Create view from multiple tables, combine values from multiple rows into one row

I have 3 tables as below:
Area table:
UserID | Area
---------------
1 | 10001
2 | 10002
3 | 10003
Info table:
UserID | Info
-----------------
1 | U1_Info1
1 | U1_Info2
1 | U1_Info3
2 | U2_Info1
3 | U3_Info1
Company table:
UserID | Company
-----------------
1 | ComA
2 | ComB
3 | ComC
After that, I want group by UserID. My expected result as below:
UserID | Area | Info1 | Info2 | Info3 | Company
----------------------------------------------------------
1 | 10001 | U1_Info1 | U1_Info2 | U1_Info3 | ComA
2 | 10002 | U2_Info1 | | | ComB
3 | 10003 | U3_Info1 | | | ComC
User 3 doesn't have Info2 and Info3 so I set them = ' '.
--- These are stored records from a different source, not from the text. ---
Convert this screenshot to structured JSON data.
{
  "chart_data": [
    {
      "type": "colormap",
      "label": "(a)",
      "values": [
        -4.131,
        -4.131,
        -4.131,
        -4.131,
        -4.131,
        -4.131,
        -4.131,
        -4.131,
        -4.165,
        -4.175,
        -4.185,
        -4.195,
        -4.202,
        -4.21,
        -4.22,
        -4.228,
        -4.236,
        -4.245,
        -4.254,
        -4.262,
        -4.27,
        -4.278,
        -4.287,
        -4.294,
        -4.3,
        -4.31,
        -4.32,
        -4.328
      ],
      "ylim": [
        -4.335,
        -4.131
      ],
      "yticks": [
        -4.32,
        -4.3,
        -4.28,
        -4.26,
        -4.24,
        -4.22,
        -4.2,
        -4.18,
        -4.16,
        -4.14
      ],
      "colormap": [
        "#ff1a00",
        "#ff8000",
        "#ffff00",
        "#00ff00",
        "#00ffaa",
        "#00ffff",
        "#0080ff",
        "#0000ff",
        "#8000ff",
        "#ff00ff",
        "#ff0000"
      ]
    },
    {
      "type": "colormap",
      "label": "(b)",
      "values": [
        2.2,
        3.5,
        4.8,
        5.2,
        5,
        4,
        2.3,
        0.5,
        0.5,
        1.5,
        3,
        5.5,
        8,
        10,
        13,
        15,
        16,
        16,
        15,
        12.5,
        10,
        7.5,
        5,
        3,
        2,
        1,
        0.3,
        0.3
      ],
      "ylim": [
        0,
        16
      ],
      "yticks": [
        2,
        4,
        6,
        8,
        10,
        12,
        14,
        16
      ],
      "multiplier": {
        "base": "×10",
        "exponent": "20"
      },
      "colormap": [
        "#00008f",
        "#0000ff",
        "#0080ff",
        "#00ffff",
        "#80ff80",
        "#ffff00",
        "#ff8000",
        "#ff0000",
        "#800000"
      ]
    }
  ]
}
Can I make a View like that?
SQL Fiddle
Oracle 11g R2 Schema Setup:
CREATE TABLE Area ( UserID, Area ) AS
SELECT 1, 10001 FROM DUAL
UNION ALL SELECT 2, 10002 FROM DUAL
UNION ALL SELECT 3, 10003 FROM DUAL;
CREATE TABLE Info ( UserID, Info ) AS
SELECT 1, 'U1_Info1' FROM DUAL
UNION ALL SELECT 1, 'U1_Info2' FROM DUAL
UNION ALL SELECT 1, 'U1_Info3' FROM DUAL
UNION ALL SELECT 2, 'U2_Info1' FROM DUAL
UNION ALL SELECT 3, 'U3_Info1' FROM DUAL;
CREATE TABLE Company (UserID, Company ) AS
SELECT 1, 'ComA' FROM DUAL
UNION ALL SELECT 2, 'ComB' FROM DUAL
UNION ALL SELECT 3, 'ComC' FROM DUAL;
CREATE VIEW TEST AS
SELECT A.UserID,
MAX( A.Area ) AS Area,
MAX( CASE WHEN I.Info LIKE '%_Info1' THEN I.Info END ) AS Info1,
MAX( CASE WHEN I.Info LIKE '%_Info2' THEN I.Info END ) AS Info2,
MAX( CASE WHEN I.Info LIKE '%_Info3' THEN I.Info END ) AS Info3,
MAX( C.Company ) AS Company
FROM Area A
INNER JOIN
Company C
ON ( A.UserID = C.UserID )
LEFT OUTER JOIN
Info I
ON ( A.UserID = I.UserID )
GROUP BY
A.UserID
Query 1:
SELECT * FROM test
Results:
| USERID | AREA | INFO1 | INFO2 | INFO3 | COMPANY |
|--------|-------|----------|----------|----------|---------|
| 1 | 10001 | U1_Info1 | U1_Info2 | U1_Info3 | ComA |
| 2 | 10002 | U2_Info1 | (null) | (null) | ComB |
| 3 | 10003 | U3_Info1 | (null) | (null) | ComC |